We require all suppliers, except those with very low environmental impact, to have a documented Environmental Management System (EMS) in place. We require and track that key suppliers and those with greater impacts are certified to ISO 14001. We create environmental improvement programs together to drive improvements in our upstream Scope 3 emissions through the CDP Supply Chain Climate Program.
We have detailed key performance indicators and public global targets related to sourcing activities, including new supply chain climate targets as part of our 1.5°C climate commitment. We have agreed with our key final assembly suppliers that they should achieve net zero emissions by 2030 for the portion of their manufacturing allocated to Nokia. In 2021 we continued working with our final assembly partners on the development of their 2030 roadmaps. All suppliers delivered factory level detailed roadmaps.

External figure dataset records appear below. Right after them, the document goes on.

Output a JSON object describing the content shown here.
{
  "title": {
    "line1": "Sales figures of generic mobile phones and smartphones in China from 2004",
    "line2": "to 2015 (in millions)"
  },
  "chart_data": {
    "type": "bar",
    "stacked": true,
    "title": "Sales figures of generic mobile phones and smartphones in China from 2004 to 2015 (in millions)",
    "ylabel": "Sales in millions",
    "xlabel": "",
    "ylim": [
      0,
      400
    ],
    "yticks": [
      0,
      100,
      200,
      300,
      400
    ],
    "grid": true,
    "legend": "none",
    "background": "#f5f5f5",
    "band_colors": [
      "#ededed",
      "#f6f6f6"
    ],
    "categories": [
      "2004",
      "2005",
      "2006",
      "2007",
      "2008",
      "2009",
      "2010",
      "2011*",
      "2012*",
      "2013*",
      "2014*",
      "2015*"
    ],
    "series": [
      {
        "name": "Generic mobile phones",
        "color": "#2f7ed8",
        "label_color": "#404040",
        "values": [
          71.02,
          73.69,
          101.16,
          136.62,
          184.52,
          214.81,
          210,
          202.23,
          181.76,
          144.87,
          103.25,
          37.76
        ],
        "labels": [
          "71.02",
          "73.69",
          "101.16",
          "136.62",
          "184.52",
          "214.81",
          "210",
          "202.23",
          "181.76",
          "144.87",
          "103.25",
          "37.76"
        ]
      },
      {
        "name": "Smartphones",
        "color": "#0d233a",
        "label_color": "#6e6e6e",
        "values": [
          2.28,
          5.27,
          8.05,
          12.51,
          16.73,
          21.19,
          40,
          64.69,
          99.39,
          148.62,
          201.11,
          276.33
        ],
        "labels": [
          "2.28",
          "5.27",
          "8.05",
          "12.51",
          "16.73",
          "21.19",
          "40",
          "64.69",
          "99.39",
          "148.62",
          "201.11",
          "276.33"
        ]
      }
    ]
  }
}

Besides meeting the requirements stated in the Nokia Substance List (NSL), suppliers product documentation must also provide us with a list of any EU REACH candidate substance of very high concern present in a product. Furthermore, products, parts, modules, and components must not contain any substance listed as To be Avoided in our Substance List to the extent technically and economically possible. See more on restricted substances in our REACH declaration.
In 2021 we expanded our work on aluminum content in our products to look at the closed loop development for gold used in the products. We started working with our electronics waste recyclers in determining the destination of gold from our obsolete products and matching those companies with the ones that our suppliers use for gold purchases to close the loop. We plan to expand our program to cover copper in the next phase.
Substances & minerals
We aim to contribute to a long-term solution to the issue of conflict minerals that ensures responsible and conflict-free sourcing via legitimate trade that brings sustainable improvements in those countries where the risks are greatest. We demand that our suppliers commit to sourcing these key materials from environmentally and socially responsible sources. We work with the Responsible Minerals Initiative (RMI) and Public Private Alliance to increase impact through industry wide collaboration.